Jérôme Haegeli, der Chefökonom der Swiss Re, hat in letzter Zeit viel über den 15. August 1971 nachgedacht. An diesem Tag, ruft Haegeli in Erinnerung, habe US-Präsident Richard Nixon nämlich eine Folge der beliebten amerikanischen Fernsehsendung "Bonanza" unterbrochen, um das Ende der Goldbindung zu verkünden. 

Damit sei mehr als ein halbes Jahrhundert der Globalisierung, flexibler Wechselkurse, offener Märkte und ein Abwärtstrend der Inflation eingeläutet worden. Das Datum steche deshalb hervor, weil es der Beginn einer Ära war, die jetzt zu Ende gehe, meint Haegeli, der auch als Delegierter im Exekutivrat des Internationalen Währungsfonds gearbeitet hat.

«Krise in Zeitlupe»

Aufgrund von Schocks bei Lebensmittel-, Energie- und Lieferketten befänden wir uns in einer "Krise in Zeitlupe", meinte Haegeli in einem Interview am Dienstag. Man brauche Krisenzeiten für den Wandel des Makroökonomie-Regimes, wie der Ökonome weiter sagte.

Das neu entstehende System müsse den "Geist von Bretton Woods" in seiner Betonung der Zusammenarbeit zwischen den weltweiten politischen Entscheidungsträgern tragen, führte er weiter aus, und bezog sich dabei auf die Konferenz von 44 Nationen, die den Grundstein für den Nachkriegs-Dollar-Standard gelegt hat. Dieser Standard beruhte auf der amerikanischen Zusage, den Greenback für 35 Dollar pro Unze in Gold umzuwandeln - ein System, das schliesslich von Nixon ausgesetzt wurde.

Jede neue Ordnung, die sich herausbildet, müsse, neben den fortgeschrittenen Volkswirtschaften, auch die Bedürfnisse und Fähigkeiten der Schwellenländer berücksichtigen, wie Haegeli meinte. Ein Ausgangspunkt für die Zentralbanker - die durch die Inflationserwartungen angesichts der russischen Invasion aufgerüttelt wurden - ist die Erfüllung ihres Preisstabilitätsmandats, sagte der Chefökonom der Swiss Re.

Und die politischen Entscheidungsträger müssen sich wieder auf die Erleichterung langfristiger Investitionen konzentrieren - neben einer Wiederbelebung der "Realwirtschaft". Infrastruktur-Sachwerte würden nämlich, nach 15 Jahren inflationärer Preise für Finanzanlagen, wieder an Popularität gewinnen. 
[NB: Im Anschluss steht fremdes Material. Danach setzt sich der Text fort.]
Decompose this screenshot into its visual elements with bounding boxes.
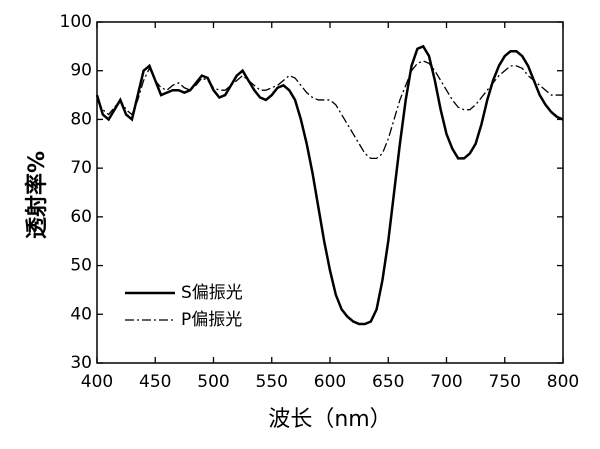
legend-label: P偏振光: [181, 310, 242, 330]
legend-label: S偏振光: [181, 283, 243, 303]
plot-frame: [96, 21, 564, 364]
y-tick-label: 30: [70, 353, 92, 373]
y-tick-label: 80: [70, 109, 92, 129]
x-axis-label: 波长（nm）: [268, 407, 391, 432]
y-axis-label: 透射率%: [24, 151, 50, 239]
x-tick-label: 800: [547, 372, 579, 392]
y-tick-label: 60: [70, 207, 92, 227]
x-tick-label: 600: [314, 372, 346, 392]
x-tick-label: 450: [139, 372, 171, 392]
y-tick-label: 70: [70, 158, 92, 178]
x-tick-label: 650: [372, 372, 404, 392]
y-tick-label: 100: [60, 12, 92, 32]
x-tick-label: 750: [489, 372, 521, 392]
y-tick-label: 50: [70, 256, 92, 276]
y-tick-label: 90: [70, 61, 92, 81]
x-tick-label: 500: [197, 372, 229, 392]
x-tick-label: 700: [430, 372, 462, 392]
x-tick-label: 400: [81, 372, 113, 392]
y-tick-label: 40: [70, 304, 92, 324]
series-line: [96, 60, 563, 160]
series-line: [95, 44, 564, 326]
x-tick-label: 550: [256, 372, 288, 392]
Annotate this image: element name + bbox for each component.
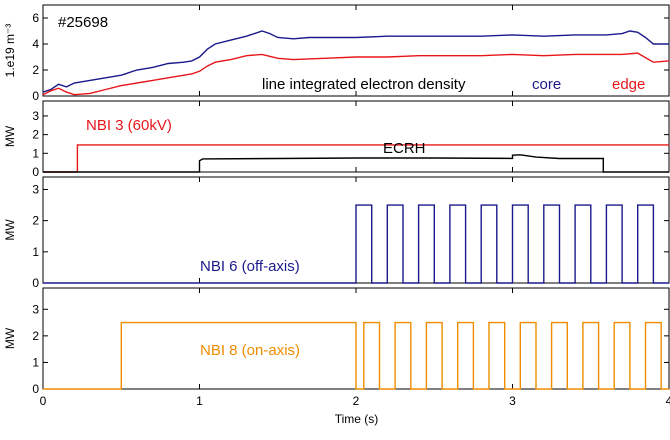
y-tick-label: 4 <box>32 37 39 51</box>
panel-2-frame <box>42 100 670 173</box>
y-tick-label: 1 <box>32 355 39 369</box>
x-tick-label: 2 <box>353 394 360 408</box>
density-annotation: line integrated electron density <box>262 76 466 93</box>
y-tick-label: 2 <box>32 214 39 228</box>
x-tick-label: 4 <box>666 394 670 408</box>
y-tick-label: 1 <box>32 245 39 259</box>
y-tick-label: 3 <box>32 109 39 123</box>
x-tick-label: 1 <box>196 394 203 408</box>
y-axis-label: MW <box>3 125 17 147</box>
y-axis-label: MW <box>3 327 17 349</box>
y-axis-label: 1.e19 m⁻³ <box>3 24 17 78</box>
y-tick-label: 6 <box>32 11 39 25</box>
ecrh-annotation: ECRH <box>383 140 426 157</box>
series-nbi-6-off-axis--line <box>43 204 669 284</box>
series-core-line <box>42 30 669 93</box>
nbi3-annotation: NBI 3 (60kV) <box>86 117 172 134</box>
nbi6-annotation: NBI 6 (off-axis) <box>200 258 300 275</box>
nbi8-annotation: NBI 8 (on-axis) <box>200 342 300 359</box>
y-tick-label: 0 <box>32 382 39 396</box>
y-tick-label: 3 <box>32 302 39 316</box>
series-nbi-8-on-axis--line <box>43 321 669 390</box>
y-tick-label: 2 <box>32 63 39 77</box>
y-tick-label: 3 <box>32 182 39 196</box>
y-tick-label: 2 <box>32 329 39 343</box>
series-ecrh-line <box>43 154 669 173</box>
series-edge-line <box>42 52 670 96</box>
edge-annotation: edge <box>612 76 645 93</box>
y-tick-label: 1 <box>32 146 39 160</box>
y-tick-label: 0 <box>32 276 39 290</box>
y-axis-label: MW <box>3 219 17 241</box>
y-tick-label: 0 <box>32 89 39 103</box>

Kurzfristige Prognosen düster

In diesem Zusammenhang lobte Hägeli auch Singapur dafür, in diesem Monat eine grüne Anleihe angekündigt zu haben. Seiner Meinung nach würde dieses Angebot auch in anderen Volkswirtschaften nachgeahmt, da die Regierungen mehr privates Geld in Infrastrukturprojekte investieren.

Der ehemalige Zentralbanker ist zwar recht optimistisch bezüglich seiner Vorhersagen, dass die Beamten diese neue Ära in der globalen Wirtschaft annehmen und in der Lage sein werden, ihr Preisstabilitätsmandat besser zu erfüllen. Seine kurzfristigen Prognosen würden aber weitaus düsterer aussehen.

Swiss Re liegt bezüglich des Preiswachstum über und beim Wachstum unter dem Konsens. Haegeli und sein Team prognostizieren eine länger anhaltende Inflation, wobei sich die Verbraucherpreisinflation in den USA in den nächsten zehn Jahren bei etwa 3 Prozent einpendeln werde.

Das würde auf der ganzen Welt eine "inflationäre Rezession" bedeuten - also höhere Preise bei einer gleichzeitigen Schrumpfung des Wirtschaftswachstums. Aber nicht eine Stagflation wie in den 1970er Jahren, wie er weiter meint. Und während die Rezession in den USA "eher mild" ausfallen dürfte, steht in Europa ein viel schwerwiegenderer Abschwung bevor. Dort lägen die Erdgaspreise nämlich immer noch etwa 10-mal über dem Normalwert.